The crusher should use a low-noise, high-efficiency rotary cutter (mainly crushing bottle caps, injection molding runner material racks and a small amount of waste bottles), and the amount of recycled material should be reasonable and appropriate (less than 15%wt) to prevent the impact of repeated cycle degradation. performance.

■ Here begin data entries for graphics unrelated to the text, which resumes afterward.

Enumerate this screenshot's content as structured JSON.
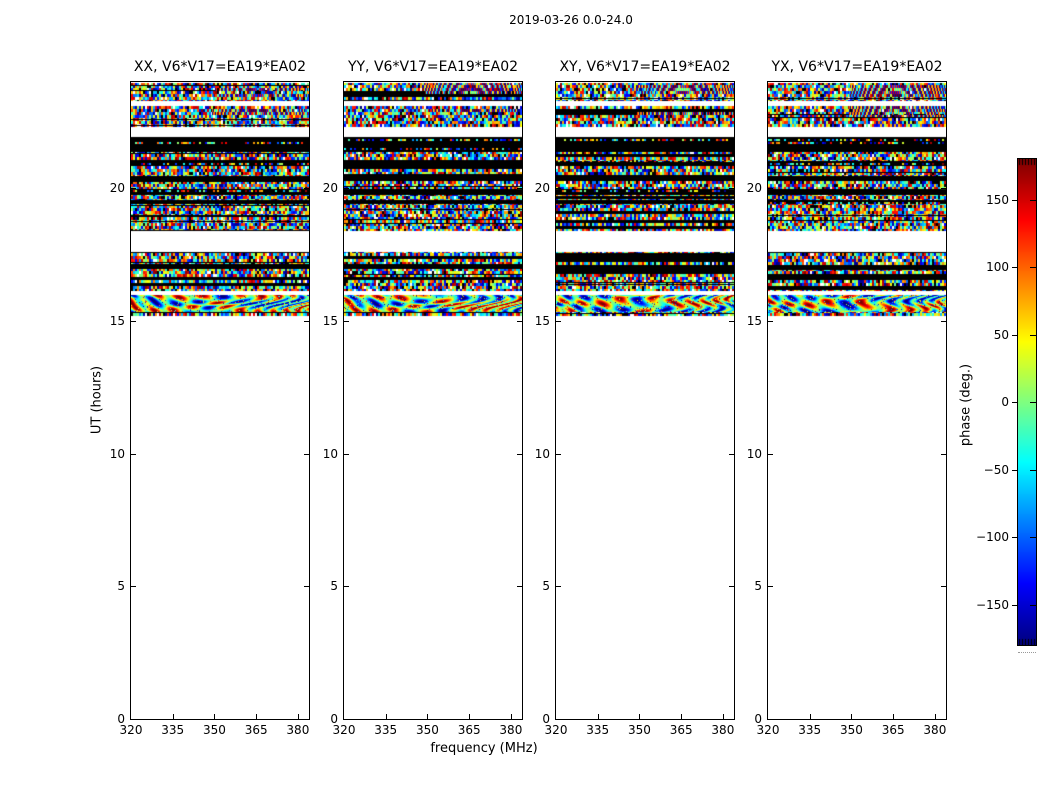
{
  "figure": {
    "background": "#ffffff",
    "frame_color": "#000000"
  },
  "chart_data": {
    "type": "heatmap",
    "title": "2019-03-26 0.0-24.0",
    "xlabel": "frequency (MHz)",
    "ylabel": "UT (hours)",
    "xlim": [
      320,
      384
    ],
    "ylim": [
      0,
      24
    ],
    "xticks": [
      320,
      335,
      350,
      365,
      380
    ],
    "yticks": [
      0,
      5,
      10,
      15,
      20
    ],
    "colormap": "jet",
    "panels": [
      {
        "pol": "XX",
        "title": "XX, V6*V17=EA19*EA02",
        "seed": 7
      },
      {
        "pol": "YY",
        "title": "YY, V6*V17=EA19*EA02",
        "seed": 13
      },
      {
        "pol": "XY",
        "title": "XY, V6*V17=EA19*EA02",
        "seed": 29
      },
      {
        "pol": "YX",
        "title": "YX, V6*V17=EA19*EA02",
        "seed": 41
      }
    ],
    "colorbar": {
      "label": "phase (deg.)",
      "vmin": -180,
      "vmax": 180,
      "ticks": [
        150,
        100,
        50,
        0,
        -50,
        -100,
        -150
      ]
    },
    "data_extent_hours": [
      15.18,
      23.95
    ],
    "time_bands": [
      {
        "from": 23.95,
        "to": 23.45,
        "kind": "noise",
        "fringy": true
      },
      {
        "from": 23.45,
        "to": 23.28,
        "kind": "noise"
      },
      {
        "from": 23.28,
        "to": 23.1,
        "kind": "white"
      },
      {
        "from": 23.1,
        "to": 22.68,
        "kind": "noise",
        "fringy": true
      },
      {
        "from": 22.68,
        "to": 22.3,
        "kind": "noise"
      },
      {
        "from": 22.3,
        "to": 21.92,
        "kind": "white"
      },
      {
        "from": 21.92,
        "to": 21.38,
        "kind": "black"
      },
      {
        "from": 21.38,
        "to": 21.02,
        "kind": "noise"
      },
      {
        "from": 21.02,
        "to": 20.82,
        "kind": "black"
      },
      {
        "from": 20.82,
        "to": 20.46,
        "kind": "noise"
      },
      {
        "from": 20.46,
        "to": 20.26,
        "kind": "black"
      },
      {
        "from": 20.26,
        "to": 19.96,
        "kind": "noise"
      },
      {
        "from": 19.96,
        "to": 19.76,
        "kind": "black"
      },
      {
        "from": 19.76,
        "to": 19.56,
        "kind": "noise"
      },
      {
        "from": 19.56,
        "to": 19.41,
        "kind": "black"
      },
      {
        "from": 19.41,
        "to": 18.86,
        "kind": "noise"
      },
      {
        "from": 18.86,
        "to": 18.4,
        "kind": "noise"
      },
      {
        "from": 18.4,
        "to": 17.6,
        "kind": "white"
      },
      {
        "from": 17.6,
        "to": 17.12,
        "kind": "noise"
      },
      {
        "from": 17.12,
        "to": 16.97,
        "kind": "black"
      },
      {
        "from": 16.97,
        "to": 16.12,
        "kind": "noise"
      },
      {
        "from": 16.12,
        "to": 15.97,
        "kind": "white"
      },
      {
        "from": 15.97,
        "to": 15.33,
        "kind": "fringe"
      },
      {
        "from": 15.33,
        "to": 15.18,
        "kind": "noise"
      }
    ]
  }
}
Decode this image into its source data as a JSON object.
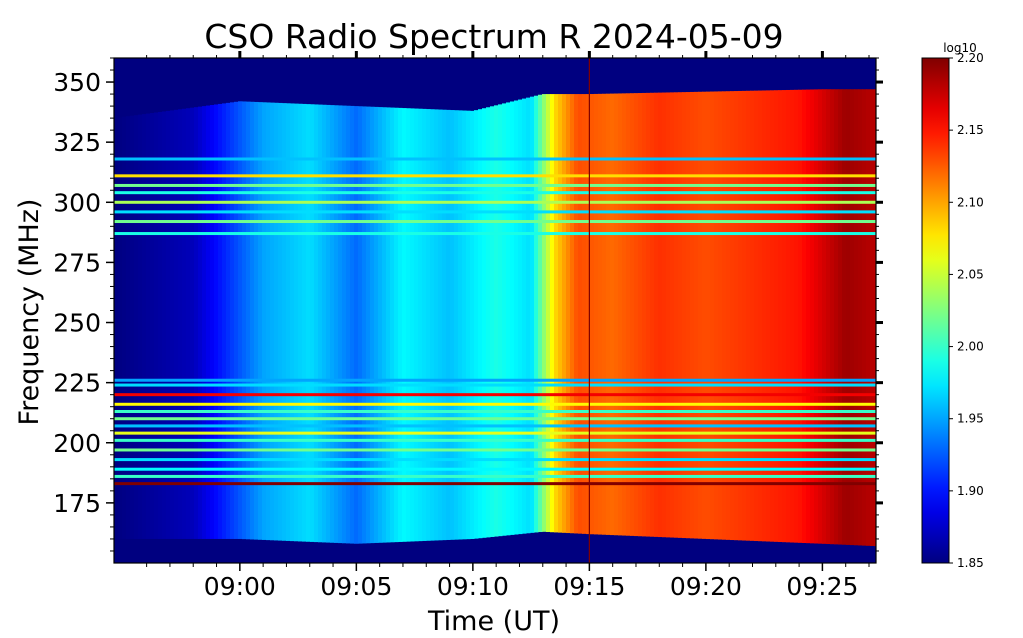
{
  "chart_data": {
    "type": "heatmap",
    "title": "CSO Radio Spectrum R 2024-05-09",
    "xlabel": "Time (UT)",
    "ylabel": "Frequency (MHz)",
    "x_tick_labels": [
      "09:00",
      "09:05",
      "09:10",
      "09:15",
      "09:20",
      "09:25"
    ],
    "x_ticks_minutes": [
      540,
      545,
      550,
      555,
      560,
      565
    ],
    "xlim_minutes": [
      534.6,
      567.3
    ],
    "y_ticks": [
      175,
      200,
      225,
      250,
      275,
      300,
      325,
      350
    ],
    "ylim": [
      150,
      360
    ],
    "colorbar": {
      "label": "log10",
      "ticks": [
        "1.85",
        "1.90",
        "1.95",
        "2.00",
        "2.05",
        "2.10",
        "2.15",
        "2.20"
      ],
      "range": [
        1.85,
        2.2
      ],
      "colormap": "jet"
    },
    "marker_line_minute": 555,
    "intensity_profile": {
      "time_minutes": [
        534.6,
        538,
        541,
        543,
        545,
        547,
        549,
        551,
        552.5,
        553.5,
        554.5,
        556,
        558,
        560,
        562,
        564,
        566,
        567.3
      ],
      "level": [
        1.85,
        1.87,
        1.95,
        1.97,
        1.93,
        1.98,
        1.96,
        1.99,
        1.97,
        2.08,
        2.13,
        2.12,
        2.14,
        2.13,
        2.14,
        2.15,
        2.19,
        2.18
      ]
    },
    "emission_band_mhz": {
      "time_minutes": [
        534.6,
        540,
        545,
        550,
        553,
        555,
        560,
        565,
        567.3
      ],
      "lower": [
        160,
        160,
        158,
        160,
        163,
        162,
        160,
        158,
        157
      ],
      "upper": [
        335,
        342,
        340,
        338,
        345,
        345,
        346,
        347,
        347
      ]
    },
    "interference_lines": [
      {
        "freq": 183,
        "level": 2.2
      },
      {
        "freq": 186,
        "level": 2.0
      },
      {
        "freq": 189,
        "level": 1.98
      },
      {
        "freq": 193,
        "level": 1.97
      },
      {
        "freq": 197,
        "level": 2.02
      },
      {
        "freq": 201,
        "level": 2.0
      },
      {
        "freq": 204,
        "level": 2.06
      },
      {
        "freq": 207,
        "level": 1.96
      },
      {
        "freq": 210,
        "level": 2.02
      },
      {
        "freq": 213,
        "level": 2.0
      },
      {
        "freq": 216,
        "level": 2.07
      },
      {
        "freq": 220,
        "level": 2.16
      },
      {
        "freq": 224,
        "level": 1.97
      },
      {
        "freq": 226,
        "level": 1.95
      },
      {
        "freq": 287,
        "level": 1.99
      },
      {
        "freq": 292,
        "level": 2.02
      },
      {
        "freq": 296,
        "level": 1.97
      },
      {
        "freq": 300,
        "level": 2.04
      },
      {
        "freq": 304,
        "level": 1.99
      },
      {
        "freq": 307,
        "level": 2.02
      },
      {
        "freq": 311,
        "level": 2.08
      },
      {
        "freq": 318,
        "level": 1.96
      }
    ]
  }
}
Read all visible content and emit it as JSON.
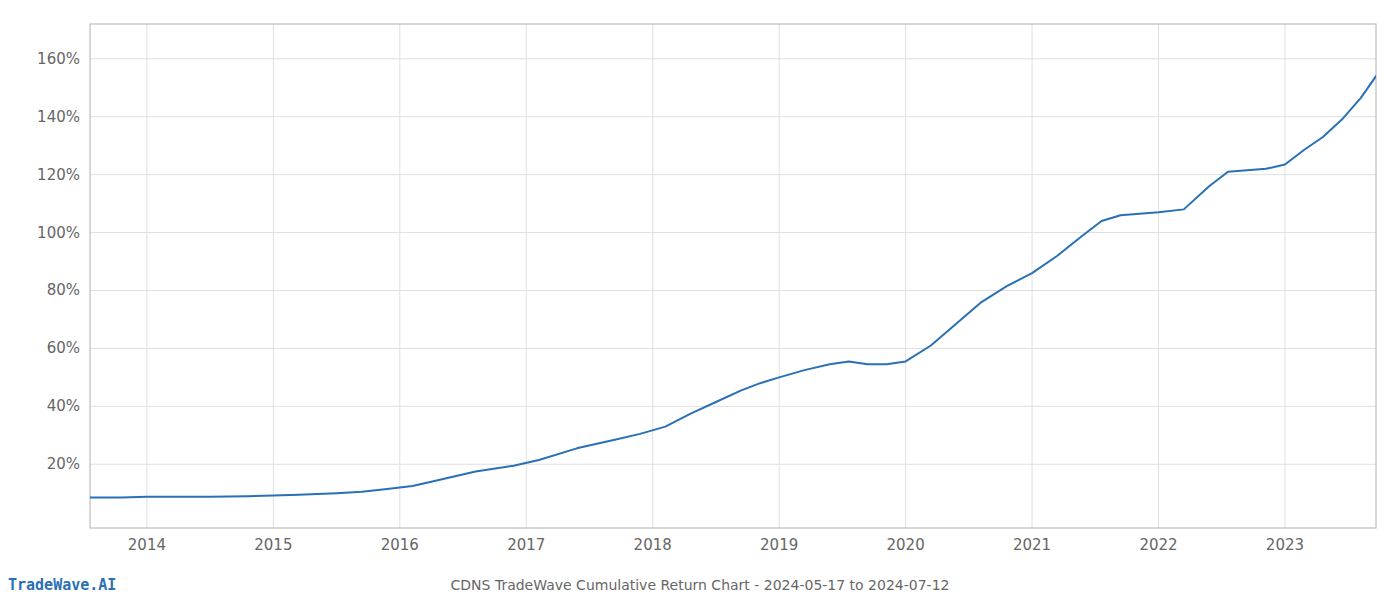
{
  "chart_data": {
    "type": "line",
    "title": "CDNS TradeWave Cumulative Return Chart - 2024-05-17 to 2024-07-12",
    "annotations": [
      "TradeWave.AI"
    ],
    "color": "#2970b5",
    "grid": true,
    "x": [
      2013.55,
      2013.8,
      2014.0,
      2014.2,
      2014.5,
      2014.8,
      2015.0,
      2015.2,
      2015.5,
      2015.7,
      2015.9,
      2016.1,
      2016.3,
      2016.6,
      2016.9,
      2017.1,
      2017.4,
      2017.7,
      2017.9,
      2018.1,
      2018.3,
      2018.5,
      2018.7,
      2018.85,
      2019.0,
      2019.2,
      2019.4,
      2019.55,
      2019.7,
      2019.85,
      2020.0,
      2020.2,
      2020.4,
      2020.6,
      2020.8,
      2021.0,
      2021.2,
      2021.4,
      2021.55,
      2021.7,
      2021.85,
      2022.0,
      2022.2,
      2022.4,
      2022.55,
      2022.7,
      2022.85,
      2023.0,
      2023.15,
      2023.3,
      2023.45,
      2023.6,
      2023.72
    ],
    "values": [
      0.085,
      0.085,
      0.088,
      0.088,
      0.088,
      0.09,
      0.092,
      0.095,
      0.1,
      0.105,
      0.115,
      0.125,
      0.145,
      0.175,
      0.195,
      0.215,
      0.255,
      0.285,
      0.305,
      0.33,
      0.375,
      0.415,
      0.455,
      0.48,
      0.5,
      0.525,
      0.545,
      0.555,
      0.545,
      0.545,
      0.555,
      0.61,
      0.685,
      0.76,
      0.815,
      0.86,
      0.92,
      0.99,
      1.04,
      1.06,
      1.065,
      1.07,
      1.08,
      1.16,
      1.21,
      1.215,
      1.22,
      1.235,
      1.285,
      1.33,
      1.39,
      1.465,
      1.54
    ],
    "xlim": [
      2013.55,
      2023.72
    ],
    "xticks": [
      2014,
      2015,
      2016,
      2017,
      2018,
      2019,
      2020,
      2021,
      2022,
      2023
    ],
    "ylim": [
      -0.02,
      1.72
    ],
    "yticks": [
      {
        "value": 0.2,
        "label": "20%"
      },
      {
        "value": 0.4,
        "label": "40%"
      },
      {
        "value": 0.6,
        "label": "60%"
      },
      {
        "value": 0.8,
        "label": "80%"
      },
      {
        "value": 1.0,
        "label": "100%"
      },
      {
        "value": 1.2,
        "label": "120%"
      },
      {
        "value": 1.4,
        "label": "140%"
      },
      {
        "value": 1.6,
        "label": "160%"
      }
    ]
  }
}
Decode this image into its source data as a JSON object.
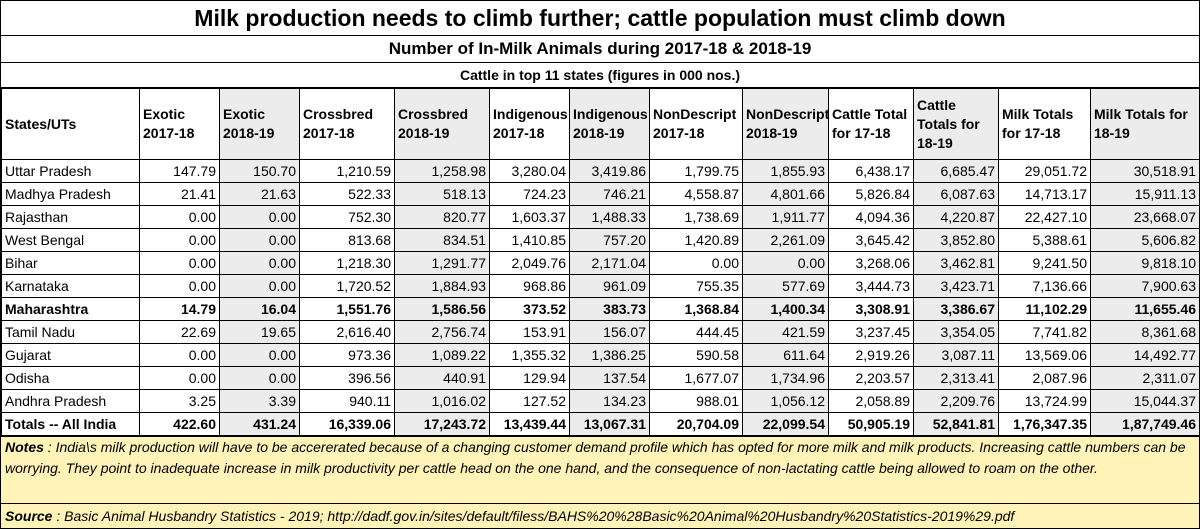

Raw materials of different brands must be processed separately (generally, resin for bottles m·i≤1.0, resin for caps m·i>5) and cannot be mixed at will.
5. The production of medicinal plastic bottles should be based on their specific properties:
1. Use the "injection-blow" process to ensure bottle mouth smoothness, high density, and excellent sealing and permeability, thereby ensuring the stability of the charge and extending the storage shelf life.
2. Use a one-step three-station "injection-blow" molding machine and precision mold to ensure product accuracy, thereby achieving the goals of high quality, high productivity, high efficiency, low cost, and quick return on investment.
3. System design (GMP, process flow, chilled water system, cooling water system, compressed air refrigeration and purification system, electrical system, auxiliary equipment) is a very important link and is also a necessary condition for the stable production and development of pharmaceutical package companies.
Conclusion
The production of pharmaceutical plastic bottles is a complex and important process, and in addition to advanced machinery and materials, suppliers also need to prioritize system design and adhere to GMP specifications. The result is a method for the pharmaceutical industry to create containers with smooth mouths, high-density structures, and excellent sealing and permeability.
FAQs
1. What is "injection-blow" molding?
"Injection-blow" molding is a manufacturing process that originated in the 1950s, widely used for producing hollow plastic containers, especially in pharmaceutical applications.
2. What are the advantages of the one-step "injection-blow" process for medicinal bottles?
The one-step "injection-blow" process provides high automation, excellent bottle mouth flatness, sealing, and uses high-density polyethylene (HDPE) or polypropylene (PP) materials, offering uniform bottle walls and superior barrier properties, ensuring long shelf life for pharmaceuticals.
3. What materials are suitable for solid and liquid drug packaging?
Solid drug packaging should use HDPE or PP containers produced through the one-step "injection-blow" process.
Liquid drug packaging is best suited to PET or PP containers manufactured using the "injection-pull-blow" process.
4. How should pharmaceutical manufacturers handle colorants and processing aids in bottle production?
Titanium dioxide (tio2) is commonly used as a colorant in medicinal plastic bottles, with tio2 content ≥98%wt. Processing aids, like lubricant zinc stearate and polyethylene wax, are added to masterbatch to reduce dust pollution and enhance production efficiency.
5. What system design considerations are crucial for efficient "injection-blow" assembly lines?
Components like central air conditioning, chilled water, cooling water, compressed air, mold temperature control, and material handling systems are critical for the production of pharmaceutical plastic bottles.